Jerry'nin sözleri beni oldukça etkiledi. Onu, uzun yıllar görmedim.
Ama, hayatımdaki talihsiz olaylara dövünmek yerine, seçim yapmayı tercih ettiğimde hep
onu hatırladım. Yıllar sonra, Jerry'nin başına çok tatsız bir şey geldi. Soygun için
gelen hırsızlar, paniğe kapılıp, Jerry'yi delik deşik etmişler. Ameliyatı 18 saat
sürmüş, haftalarca yoğun bakımda kalmış. Taburcu edildiğinde, kurşunların bazıları
hala vücudundaymış. Ben onu, olaydan altı ay sonra gördüm. Nasılsın? diye sorduğumda,
Bomba gibiyim dedi Bomba gibi. Olay sırasında neler hissettin Jerry dedim. Yerde
yatarken, iki seçimim var diye düşündüm. Ya yaşamayı seçecektim, ya ölümü. Ben yaşamayı
seçtim.
Korkmadın mı, şuurunu kaybetmedin mi ! Ambulansla gelen sağlık
görevlileri harika insanlardı. Bana hep iyileşeceksin merak etme dediler. Ama acil
servisin koridorlarında sedyemi hızla sürerlerken, doktorların ve hemşirelerin
yüzündeki ifadeyi görünce ilk defa korktum. Bu gözler bana; Bana adam ölmüş diyordu.
Bir şeyler yapmazsam, biraz sonra ölü bir adam olacaktım gerçekten.
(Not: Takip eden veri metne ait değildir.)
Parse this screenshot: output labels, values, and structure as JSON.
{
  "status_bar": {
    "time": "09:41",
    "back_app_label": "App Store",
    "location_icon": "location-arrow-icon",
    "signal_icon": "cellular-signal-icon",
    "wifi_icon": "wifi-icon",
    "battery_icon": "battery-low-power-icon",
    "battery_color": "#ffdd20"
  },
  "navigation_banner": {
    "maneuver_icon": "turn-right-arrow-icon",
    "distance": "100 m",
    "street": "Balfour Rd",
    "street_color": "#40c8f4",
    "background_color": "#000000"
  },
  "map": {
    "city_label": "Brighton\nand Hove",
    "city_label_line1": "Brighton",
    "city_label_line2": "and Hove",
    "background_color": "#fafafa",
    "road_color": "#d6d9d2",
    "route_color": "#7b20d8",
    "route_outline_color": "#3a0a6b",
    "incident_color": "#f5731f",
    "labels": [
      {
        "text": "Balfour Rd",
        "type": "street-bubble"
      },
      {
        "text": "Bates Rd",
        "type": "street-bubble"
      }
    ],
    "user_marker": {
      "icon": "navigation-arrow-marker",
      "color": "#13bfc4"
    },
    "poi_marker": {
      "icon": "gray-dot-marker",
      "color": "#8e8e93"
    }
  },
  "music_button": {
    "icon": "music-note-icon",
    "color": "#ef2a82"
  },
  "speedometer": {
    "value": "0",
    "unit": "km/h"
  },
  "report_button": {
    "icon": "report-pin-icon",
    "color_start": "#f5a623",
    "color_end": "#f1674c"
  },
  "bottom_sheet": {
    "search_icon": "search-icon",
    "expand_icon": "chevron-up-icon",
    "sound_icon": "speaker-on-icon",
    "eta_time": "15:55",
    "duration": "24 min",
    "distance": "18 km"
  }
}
Ne yaptın? diye merakla sordum. Kocaman bir hemşire yanıma yaklaştı ve bağırarak
herhangi bir şeye alerjim olup olmadığını sordu. Evet diye yanıt verdim. Var.
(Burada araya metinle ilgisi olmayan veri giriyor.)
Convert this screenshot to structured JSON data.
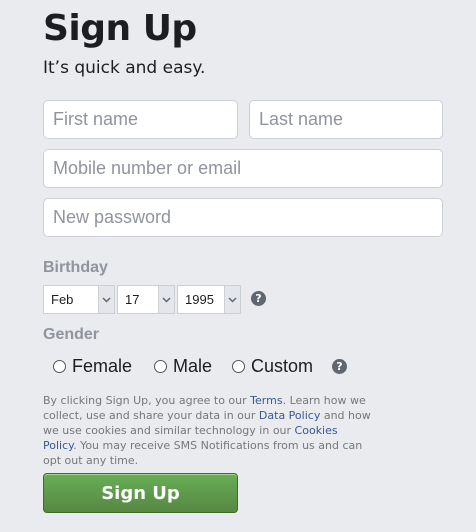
{
  "header": {
    "title": "Sign Up",
    "subtitle": "It’s quick and easy."
  },
  "form": {
    "first_name_placeholder": "First name",
    "last_name_placeholder": "Last name",
    "contact_placeholder": "Mobile number or email",
    "password_placeholder": "New password"
  },
  "birthday": {
    "label": "Birthday",
    "month": "Feb",
    "day": "17",
    "year": "1995",
    "help": "?"
  },
  "gender": {
    "label": "Gender",
    "options": [
      {
        "label": "Female"
      },
      {
        "label": "Male"
      },
      {
        "label": "Custom"
      }
    ],
    "help": "?"
  },
  "terms": {
    "t1": "By clicking Sign Up, you agree to our ",
    "link_terms": "Terms",
    "t2": ". Learn how we collect, use and share your data in our ",
    "link_data_policy": "Data Policy",
    "t3": " and how we use cookies and similar technology in our ",
    "link_cookies": "Cookies Policy",
    "t4": ". You may receive SMS Notifications from us and can opt out any time."
  },
  "submit": {
    "label": "Sign Up"
  },
  "colors": {
    "background": "#e9ebee",
    "button_green": "#5b9a47",
    "link": "#385898",
    "muted_label": "#90949c"
  }
}
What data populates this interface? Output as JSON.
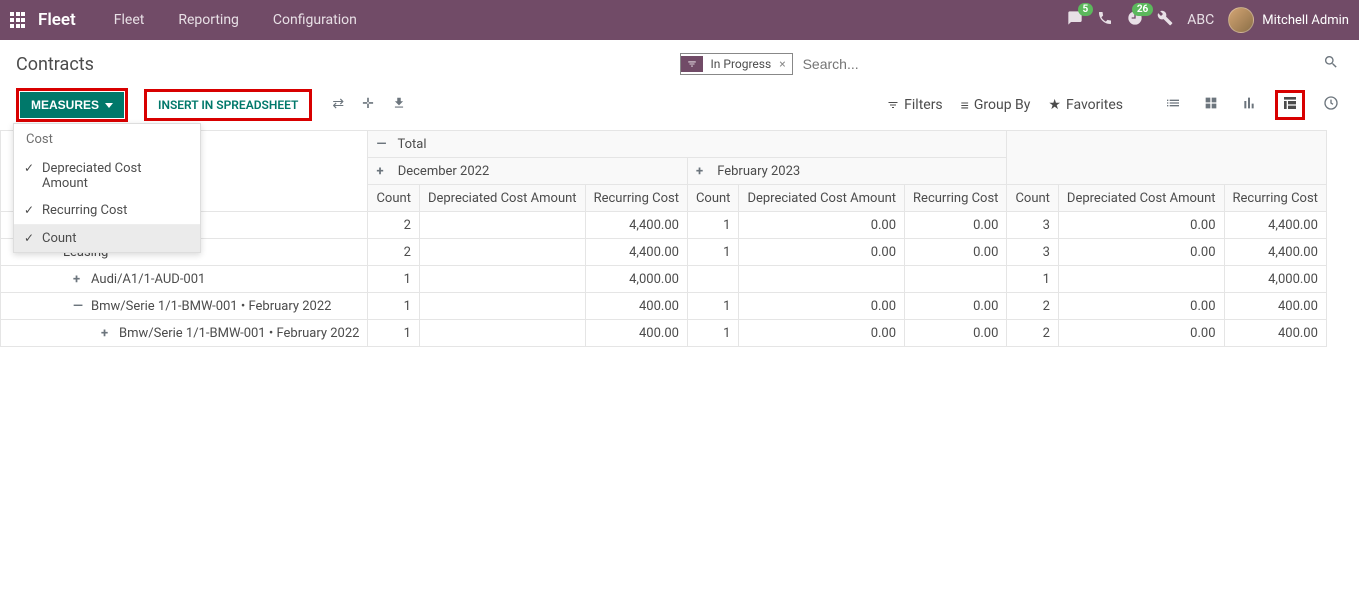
{
  "navbar": {
    "app_title": "Fleet",
    "menu": [
      "Fleet",
      "Reporting",
      "Configuration"
    ],
    "chat_count": "5",
    "clock_count": "26",
    "abc": "ABC",
    "user_name": "Mitchell Admin"
  },
  "breadcrumb": "Contracts",
  "search": {
    "facet_label": "In Progress",
    "placeholder": "Search..."
  },
  "buttons": {
    "measures": "MEASURES",
    "insert": "INSERT IN SPREADSHEET"
  },
  "filterbar": {
    "filters": "Filters",
    "group_by": "Group By",
    "favorites": "Favorites"
  },
  "measures_dd": {
    "header": "Cost",
    "items": [
      {
        "label": "Depreciated Cost Amount",
        "checked": true
      },
      {
        "label": "Recurring Cost",
        "checked": true
      }
    ],
    "count": "Count"
  },
  "pivot": {
    "total_label": "Total",
    "periods": [
      "December 2022",
      "February 2023"
    ],
    "measure_headers": [
      "Count",
      "Depreciated Cost Amount",
      "Recurring Cost"
    ],
    "rows": [
      {
        "label": "Total",
        "indent": 0,
        "toggle": "—",
        "cells": [
          "2",
          "",
          "4,400.00",
          "1",
          "0.00",
          "0.00",
          "3",
          "0.00",
          "4,400.00"
        ]
      },
      {
        "label": "Leasing",
        "indent": 1,
        "toggle": "—",
        "cells": [
          "2",
          "",
          "4,400.00",
          "1",
          "0.00",
          "0.00",
          "3",
          "0.00",
          "4,400.00"
        ]
      },
      {
        "label": "Audi/A1/1-AUD-001",
        "indent": 2,
        "toggle": "+",
        "cells": [
          "1",
          "",
          "4,000.00",
          "",
          "",
          "",
          "1",
          "",
          "4,000.00"
        ]
      },
      {
        "label": "Bmw/Serie 1/1-BMW-001 • February 2022",
        "indent": 2,
        "toggle": "—",
        "cells": [
          "1",
          "",
          "400.00",
          "1",
          "0.00",
          "0.00",
          "2",
          "0.00",
          "400.00"
        ]
      },
      {
        "label": "Bmw/Serie 1/1-BMW-001 • February 2022",
        "indent": 3,
        "toggle": "+",
        "cells": [
          "1",
          "",
          "400.00",
          "1",
          "0.00",
          "0.00",
          "2",
          "0.00",
          "400.00"
        ]
      }
    ]
  }
}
Doktorlar ve hemşireler merakla sustular. Derin bir nefes alarak kendimi toparladım
ve bağırdım: Benim kurşunlara alerjim var !..
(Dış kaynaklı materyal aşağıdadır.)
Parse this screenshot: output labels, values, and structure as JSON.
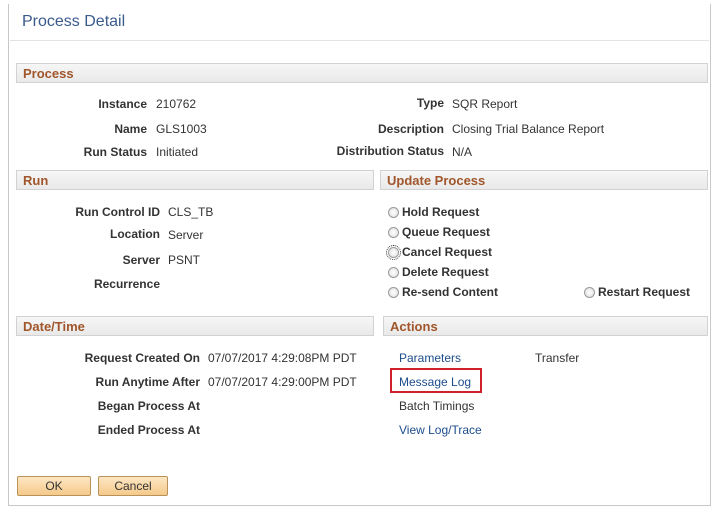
{
  "page": {
    "title": "Process Detail"
  },
  "process": {
    "header": "Process",
    "instance_label": "Instance",
    "instance_value": "210762",
    "name_label": "Name",
    "name_value": "GLS1003",
    "run_status_label": "Run Status",
    "run_status_value": "Initiated",
    "type_label": "Type",
    "type_value": "SQR Report",
    "description_label": "Description",
    "description_value": "Closing Trial Balance Report",
    "distribution_label": "Distribution Status",
    "distribution_value": "N/A"
  },
  "run": {
    "header": "Run",
    "run_control_label": "Run Control ID",
    "run_control_value": "CLS_TB",
    "location_label": "Location",
    "location_value": "Server",
    "server_label": "Server",
    "server_value": "PSNT",
    "recurrence_label": "Recurrence",
    "recurrence_value": ""
  },
  "update_process": {
    "header": "Update Process",
    "options": [
      "Hold Request",
      "Queue Request",
      "Cancel Request",
      "Delete Request",
      "Re-send Content",
      "Restart Request"
    ]
  },
  "datetime": {
    "header": "Date/Time",
    "request_created_label": "Request Created On",
    "request_created_value": "07/07/2017  4:29:08PM PDT",
    "run_anytime_label": "Run Anytime After",
    "run_anytime_value": "07/07/2017  4:29:00PM PDT",
    "began_label": "Began Process At",
    "began_value": "",
    "ended_label": "Ended Process At",
    "ended_value": ""
  },
  "actions": {
    "header": "Actions",
    "parameters": "Parameters",
    "transfer": "Transfer",
    "message_log": "Message Log",
    "batch_timings": "Batch Timings",
    "view_log": "View Log/Trace"
  },
  "buttons": {
    "ok": "OK",
    "cancel": "Cancel"
  },
  "colors": {
    "section_title": "#a0562a",
    "link": "#1d4d8c",
    "highlight": "#d0202a",
    "button": "#f5c98a"
  }
}
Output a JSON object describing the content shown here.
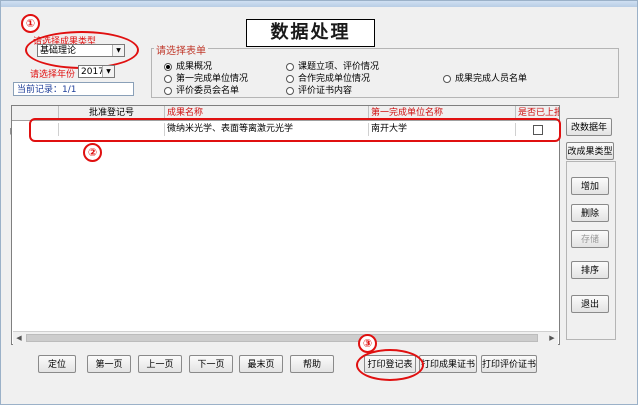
{
  "page_title": "数据处理",
  "annotations": [
    "①",
    "②",
    "③"
  ],
  "type_select": {
    "label": "请选择成果类型",
    "value": "基础理论"
  },
  "year_select": {
    "label": "请选择年份",
    "value": "2017"
  },
  "record": "当前记录：1/1",
  "form_group": {
    "legend": "请选择表单",
    "options": [
      {
        "label": "成果概况",
        "selected": true
      },
      {
        "label": "课题立项、评价情况",
        "selected": false
      },
      {
        "label": "第一完成单位情况",
        "selected": false
      },
      {
        "label": "合作完成单位情况",
        "selected": false
      },
      {
        "label": "成果完成人员名单",
        "selected": false
      },
      {
        "label": "评价委员会名单",
        "selected": false
      },
      {
        "label": "评价证书内容",
        "selected": false
      }
    ]
  },
  "grid": {
    "columns": [
      "批准登记号",
      "成果名称",
      "第一完成单位名称",
      "是否已上报"
    ],
    "rows": [
      {
        "reg_no": "",
        "name": "微纳米光学、表面等离激元光学",
        "unit": "南开大学",
        "reported": false
      }
    ]
  },
  "right_buttons": {
    "change_year": "改数据年",
    "change_type": "改成果类型",
    "add": "增加",
    "delete": "删除",
    "save": "存储",
    "sort": "排序",
    "exit": "退出"
  },
  "bottom_buttons": {
    "locate": "定位",
    "first": "第一页",
    "prev": "上一页",
    "next": "下一页",
    "last": "最末页",
    "help": "帮助",
    "print_register": "打印登记表",
    "print_certificate": "打印成果证书",
    "print_eval": "打印评价证书"
  },
  "colors": {
    "annotation": "#e01010",
    "legend": "#c0392b",
    "record_text": "#1f3f9a"
  },
  "icons": {
    "row_pointer": "hand-pointer-icon"
  }
}
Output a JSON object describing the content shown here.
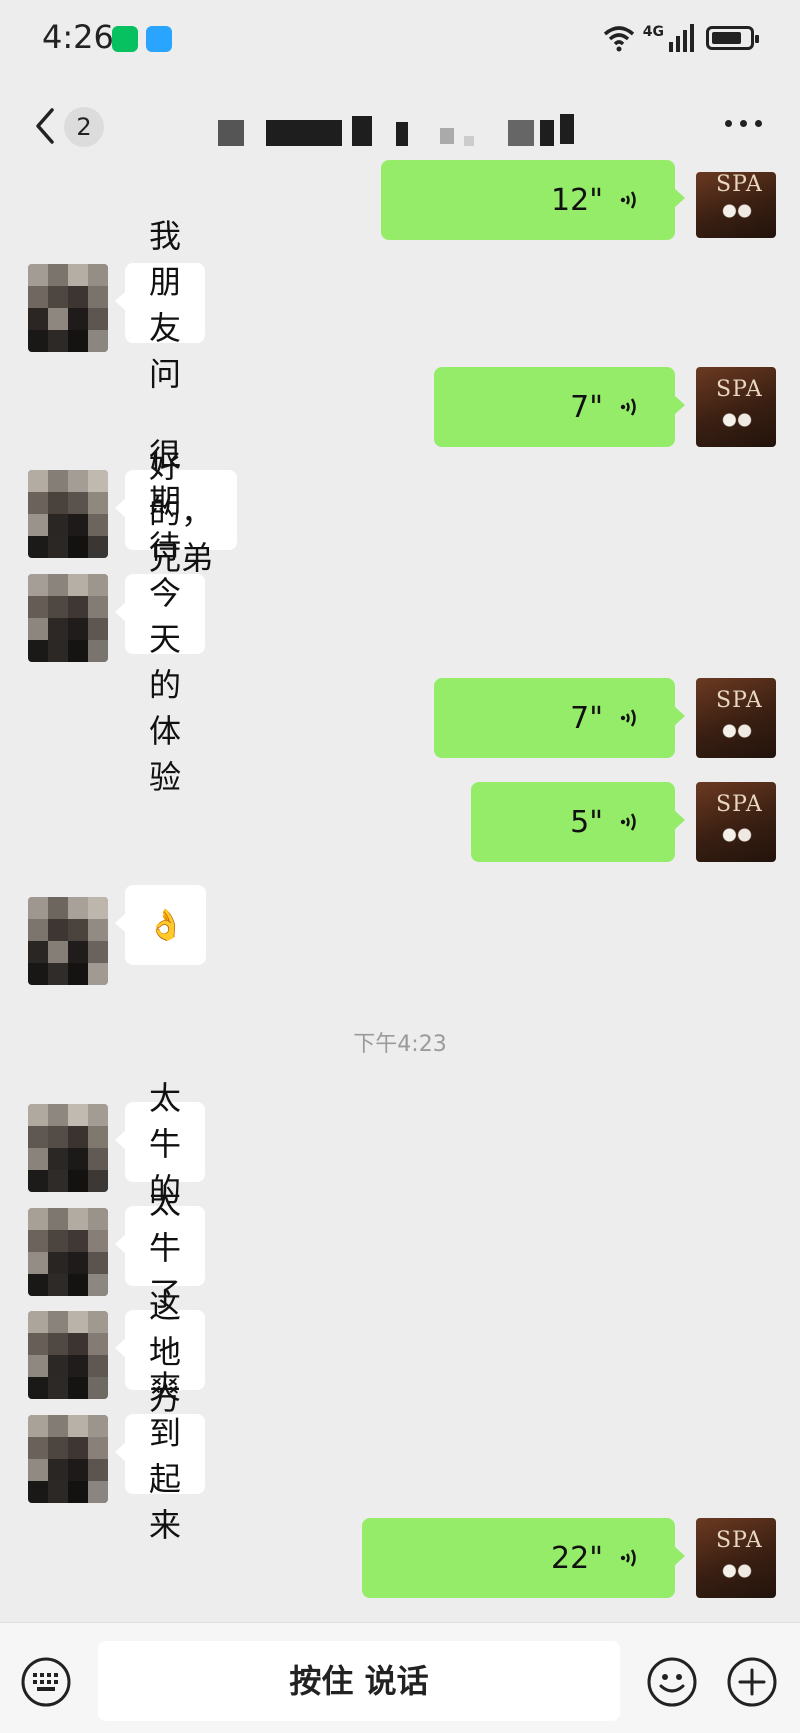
{
  "status_bar": {
    "time": "4:26",
    "network": "4G",
    "icons": [
      "wechat-notification-icon",
      "message-notification-icon",
      "wifi-icon",
      "signal-icon",
      "battery-icon"
    ],
    "battery_level": 0.8
  },
  "header": {
    "back_icon": "chevron-left-icon",
    "unread_count": "2",
    "title": "",
    "more_icon": "more-icon"
  },
  "colors": {
    "background": "#ededed",
    "incoming_bubble": "#ffffff",
    "outgoing_bubble": "#95ec69"
  },
  "messages": [
    {
      "side": "out",
      "type": "voice",
      "duration": "12\""
    },
    {
      "side": "in",
      "type": "text",
      "text": "我朋友问"
    },
    {
      "side": "out",
      "type": "voice",
      "duration": "7\""
    },
    {
      "side": "in",
      "type": "text",
      "text": "好的，兄弟"
    },
    {
      "side": "in",
      "type": "text",
      "text": "很期待今天的体验"
    },
    {
      "side": "out",
      "type": "voice",
      "duration": "7\""
    },
    {
      "side": "out",
      "type": "voice",
      "duration": "5\""
    },
    {
      "side": "in",
      "type": "emoji",
      "text": "👌"
    },
    {
      "side": "in",
      "type": "text",
      "text": "太牛的"
    },
    {
      "side": "in",
      "type": "text",
      "text": "太牛了"
    },
    {
      "side": "in",
      "type": "text",
      "text": "这地方"
    },
    {
      "side": "in",
      "type": "text",
      "text": "爽到起来"
    },
    {
      "side": "out",
      "type": "voice",
      "duration": "22\""
    }
  ],
  "timestamp": "下午4:23",
  "outgoing_avatar_text": "SPA",
  "input_bar": {
    "hold_to_talk_label": "按住 说话",
    "icons": [
      "keyboard-icon",
      "emoji-icon",
      "plus-icon"
    ]
  }
}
Doktorlar ve hemşireler gülmeye başladılar. Tekrar bağırdım.
Ben yaşamayı seçtim. Beni bir canlı gibi ameliyat edin. Otopsi yapar gibi değil.
Jerry, sadece doktorların büyük ustalıkları sayesinde değil,
kendi olumlu tavrının büyük katkısı ile yaşadı. Yaşaması bana yeni ders oldu.
Her gün, hayatımızı dolu dolu yaşamayı seçme şansımız ve hakkımız olduğunu ondan
öğrendim. Ve her şeyin kendi seçimimize bağlı olduğunu.
Bu yazıyı okudunuz. Şimdi iki seçiminiz var:
1. Unutup gitmek.
2. Kesip saklamak,
fotokopisini çıkarıp, dostlarınıza dağıtmak.
Ben, ikincisini seçip bunu sizlerle paylaşmayı tercih ettim.